There will always be those instances that you can’t help but feel disappointed in yourself, and for me one of those times is when I disappoint others. As much as it’s trending to be the “powerful woman” who can “say no”, stand up for herself and choose not to care what anyone thinks about her…I think this message is sometimes misconstrued. I don’t think being powerful means losing all sense of sensitivity. While I can admit I have a bit of “toughening up” to do yet, I don’t think my emotions or the fact that I care is an inherent weakness. I think many of our weaknesses come from someplace, and while I don’t think these weaknesses should be allowed to cultivate and worsen, I think understanding what they are and where they come from is incredibly important.
Can I separate myself and choose not to care when someone says something catty, or critical via social media? Mostly. Can I brush off the rude comments from girls I went to high school with? Um yeah. Shake it off right?! But when it comes to feeling inadequate to the people I love, unfortunately it’s a feeling I can’t shake.

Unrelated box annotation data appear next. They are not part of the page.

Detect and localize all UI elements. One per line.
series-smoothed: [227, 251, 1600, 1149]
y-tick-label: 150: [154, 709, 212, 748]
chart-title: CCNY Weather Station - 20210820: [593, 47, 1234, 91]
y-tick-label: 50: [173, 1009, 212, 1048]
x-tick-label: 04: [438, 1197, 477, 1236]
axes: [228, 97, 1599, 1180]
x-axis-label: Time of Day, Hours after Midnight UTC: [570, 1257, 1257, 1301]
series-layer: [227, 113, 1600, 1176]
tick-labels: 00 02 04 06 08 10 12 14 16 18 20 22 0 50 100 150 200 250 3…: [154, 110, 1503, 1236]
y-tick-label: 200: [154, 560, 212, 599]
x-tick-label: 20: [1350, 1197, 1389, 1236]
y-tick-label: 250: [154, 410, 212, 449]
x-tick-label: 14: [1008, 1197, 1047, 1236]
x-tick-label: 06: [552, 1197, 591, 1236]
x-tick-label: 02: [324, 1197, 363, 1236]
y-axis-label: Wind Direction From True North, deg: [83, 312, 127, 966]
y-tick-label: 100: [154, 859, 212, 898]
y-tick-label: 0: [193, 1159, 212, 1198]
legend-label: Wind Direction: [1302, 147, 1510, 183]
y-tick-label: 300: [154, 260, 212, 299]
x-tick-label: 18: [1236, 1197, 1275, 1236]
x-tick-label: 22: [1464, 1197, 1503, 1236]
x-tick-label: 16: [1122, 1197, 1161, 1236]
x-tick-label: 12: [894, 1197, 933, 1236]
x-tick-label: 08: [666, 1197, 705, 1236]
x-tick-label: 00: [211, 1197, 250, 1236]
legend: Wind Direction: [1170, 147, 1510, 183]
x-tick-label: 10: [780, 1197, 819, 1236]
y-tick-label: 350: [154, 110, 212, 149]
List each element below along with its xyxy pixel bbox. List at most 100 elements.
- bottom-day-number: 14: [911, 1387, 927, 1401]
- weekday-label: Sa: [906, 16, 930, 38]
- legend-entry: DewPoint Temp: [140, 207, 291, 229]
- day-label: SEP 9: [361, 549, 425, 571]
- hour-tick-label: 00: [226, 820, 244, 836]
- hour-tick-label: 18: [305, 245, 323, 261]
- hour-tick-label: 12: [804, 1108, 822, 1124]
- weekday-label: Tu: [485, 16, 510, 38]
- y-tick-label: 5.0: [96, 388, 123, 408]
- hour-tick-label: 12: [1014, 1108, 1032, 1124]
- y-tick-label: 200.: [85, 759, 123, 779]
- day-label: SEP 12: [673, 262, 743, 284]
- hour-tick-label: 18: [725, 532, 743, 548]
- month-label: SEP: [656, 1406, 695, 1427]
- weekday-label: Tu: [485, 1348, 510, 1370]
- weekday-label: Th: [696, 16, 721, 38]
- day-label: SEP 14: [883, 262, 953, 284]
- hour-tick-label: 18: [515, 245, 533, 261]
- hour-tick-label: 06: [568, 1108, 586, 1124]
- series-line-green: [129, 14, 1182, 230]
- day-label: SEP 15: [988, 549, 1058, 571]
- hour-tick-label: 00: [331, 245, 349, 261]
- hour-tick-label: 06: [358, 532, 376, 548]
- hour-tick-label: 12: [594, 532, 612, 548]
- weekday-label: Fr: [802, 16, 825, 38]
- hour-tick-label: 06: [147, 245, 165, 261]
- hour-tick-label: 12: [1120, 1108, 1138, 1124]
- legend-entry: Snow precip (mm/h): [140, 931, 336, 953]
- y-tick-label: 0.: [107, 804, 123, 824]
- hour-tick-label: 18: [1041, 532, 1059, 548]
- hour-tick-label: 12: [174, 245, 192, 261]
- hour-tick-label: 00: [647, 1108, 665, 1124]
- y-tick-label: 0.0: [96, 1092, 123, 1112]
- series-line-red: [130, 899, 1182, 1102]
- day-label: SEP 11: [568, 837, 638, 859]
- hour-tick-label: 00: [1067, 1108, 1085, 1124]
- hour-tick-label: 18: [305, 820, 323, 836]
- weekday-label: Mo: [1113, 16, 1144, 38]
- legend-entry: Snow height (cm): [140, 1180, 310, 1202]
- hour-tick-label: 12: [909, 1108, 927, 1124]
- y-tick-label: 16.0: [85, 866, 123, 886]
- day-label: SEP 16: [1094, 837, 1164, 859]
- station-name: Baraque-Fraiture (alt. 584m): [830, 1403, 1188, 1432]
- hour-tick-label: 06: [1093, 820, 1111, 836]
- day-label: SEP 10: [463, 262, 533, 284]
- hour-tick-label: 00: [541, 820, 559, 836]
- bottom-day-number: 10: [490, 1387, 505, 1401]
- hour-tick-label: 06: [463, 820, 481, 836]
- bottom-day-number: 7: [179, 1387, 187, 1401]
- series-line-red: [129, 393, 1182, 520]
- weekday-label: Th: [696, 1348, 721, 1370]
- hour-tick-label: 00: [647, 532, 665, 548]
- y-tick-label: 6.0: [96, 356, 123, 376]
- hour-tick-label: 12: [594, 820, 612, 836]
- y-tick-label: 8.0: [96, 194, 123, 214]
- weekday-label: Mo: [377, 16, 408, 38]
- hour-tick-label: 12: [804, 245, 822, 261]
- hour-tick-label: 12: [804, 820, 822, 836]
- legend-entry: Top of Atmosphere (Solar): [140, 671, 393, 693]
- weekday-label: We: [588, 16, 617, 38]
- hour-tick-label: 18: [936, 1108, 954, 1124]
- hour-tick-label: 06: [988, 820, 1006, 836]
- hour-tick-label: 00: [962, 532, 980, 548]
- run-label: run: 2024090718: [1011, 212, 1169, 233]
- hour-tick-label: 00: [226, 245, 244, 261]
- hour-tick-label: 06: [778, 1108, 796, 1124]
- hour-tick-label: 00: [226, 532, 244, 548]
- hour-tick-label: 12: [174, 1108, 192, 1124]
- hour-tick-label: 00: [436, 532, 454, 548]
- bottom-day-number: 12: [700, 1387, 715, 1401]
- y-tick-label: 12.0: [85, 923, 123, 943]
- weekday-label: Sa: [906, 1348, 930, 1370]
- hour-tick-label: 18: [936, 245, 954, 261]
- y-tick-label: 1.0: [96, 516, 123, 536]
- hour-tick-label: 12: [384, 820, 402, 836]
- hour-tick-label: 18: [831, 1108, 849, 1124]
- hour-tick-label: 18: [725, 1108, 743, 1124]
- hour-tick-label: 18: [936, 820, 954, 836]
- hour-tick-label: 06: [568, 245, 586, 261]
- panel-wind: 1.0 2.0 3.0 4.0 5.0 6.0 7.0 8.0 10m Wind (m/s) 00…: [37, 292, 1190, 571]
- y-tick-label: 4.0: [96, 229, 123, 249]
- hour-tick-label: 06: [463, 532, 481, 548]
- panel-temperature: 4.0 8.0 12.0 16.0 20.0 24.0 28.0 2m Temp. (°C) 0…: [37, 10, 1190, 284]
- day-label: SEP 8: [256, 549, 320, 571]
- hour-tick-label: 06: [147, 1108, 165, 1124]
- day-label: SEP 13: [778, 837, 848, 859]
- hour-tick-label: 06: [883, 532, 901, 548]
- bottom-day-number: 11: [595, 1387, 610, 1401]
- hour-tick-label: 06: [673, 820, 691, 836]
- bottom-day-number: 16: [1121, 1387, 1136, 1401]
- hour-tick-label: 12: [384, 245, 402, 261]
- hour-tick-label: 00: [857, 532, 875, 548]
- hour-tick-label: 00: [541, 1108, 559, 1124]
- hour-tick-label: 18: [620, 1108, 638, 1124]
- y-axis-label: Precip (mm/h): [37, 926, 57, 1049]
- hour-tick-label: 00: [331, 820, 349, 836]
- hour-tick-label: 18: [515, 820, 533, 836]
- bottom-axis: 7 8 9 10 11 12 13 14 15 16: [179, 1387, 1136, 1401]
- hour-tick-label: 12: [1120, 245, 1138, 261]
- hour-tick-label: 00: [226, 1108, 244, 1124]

I’ve never felt more disappointed in myself than in the face of disappointing other. More often than not when I break down and cry over seemingly little things (in high school forgetting my homework, more recently overwatering some flowers) it’s an indication of a bigger issue. Will my teacher think I’m irresponsible or don’t have any potential because I left my homework on my desk today? Will I leave only the impression of the items I ultimately messed up as opposed to the pieces I handled correctly? When you put time and effort into any job or task it hurts to feel like your hard work isn’t being recognized if you don’t reach the standard of perfection.
I think we all have at least a few issues revolving around feeling inadequate no matter how confident we are. In truthfulness we are all inadequate in some way shape or form which therefore makes us all equally adequate. My feelings of inadequacy undoubtedly stem from my familial relations. My relationship with my parents has been a little wacky from the start. Growing up my parents struggled with their own addiction issues (a topic I tend to avoid on this platform). As a child I was always aware of my parents’ issues, for better or for worse I wasn’t sheltered from the truth of the matter, however, my interpretation through the eyes of a child isn’t the same as interpretation through the eyes I have now.
My natural fallback into sadness was feelings of inadequacy. Why wasn’t I good enough or important enough or compelling enough for my parents to get their lives together? I obviously realize as an adult that addiction is a powerful force and their struggles had nothing to do with whether or not I got good grades, or did my chores, or told the truth. However, when you’re young and living in a very adult situation it is hard to decipher the world around you through a clear, unbiased lens. As a child you see your parents making bad choices and your parents are telling you not to make those same choices and your teachers are lecturing the class on not making those same choices and at the end of the day you lay in bed wondering why you aren’t as important to your Mom and Dad as the other kids are to their Mom and Dad. It’s a belittling feeling.
When you try and talk about these feelings with adults as a child you are often reminded that the adults struggling with addiction are battling their own demons, and these demons aren’t caused by you. While I agree with this rational…I don’t think it helps much. As much as I truly understand that I never pushed my parents towards drugs, this explanation provides little to no relief. As much as you can understand external issues it doesn’t change that you as a person aren’t enough of a driving force to cause the offenders to seek help.
I’ve gotten a little off topic here, this story isn’t meant to be a pity party but rather as a background story providing the roots of my feelings of inadequacy now. My deepest desire is always to please those around me, to be good enough, to be compelling enough…to be anything and everything “enough” not to be placed as second or third or last priority. It’s this deep rooted sense of hoping to be good enough to deserve love, to deserve forgiveness, to deserve a home that leads me to mini breakdown sessions over the teeniest criticism from my family.
I think the greatest gift you can give to someone you love is demonstrating that they can mess up and you will still love them. I know one of my biggest emotional scars comes from this lack of security and as I grow up it has become a huge obstacle in my sense of happiness both with my own family but in relationships as well. I can’t cry over spilled milk or dirty dishes or over watered plants, it’s just ridiculous. Yet, I continue to do so because in this sense I’m still broken, but I’m trying to mend the pieces back together.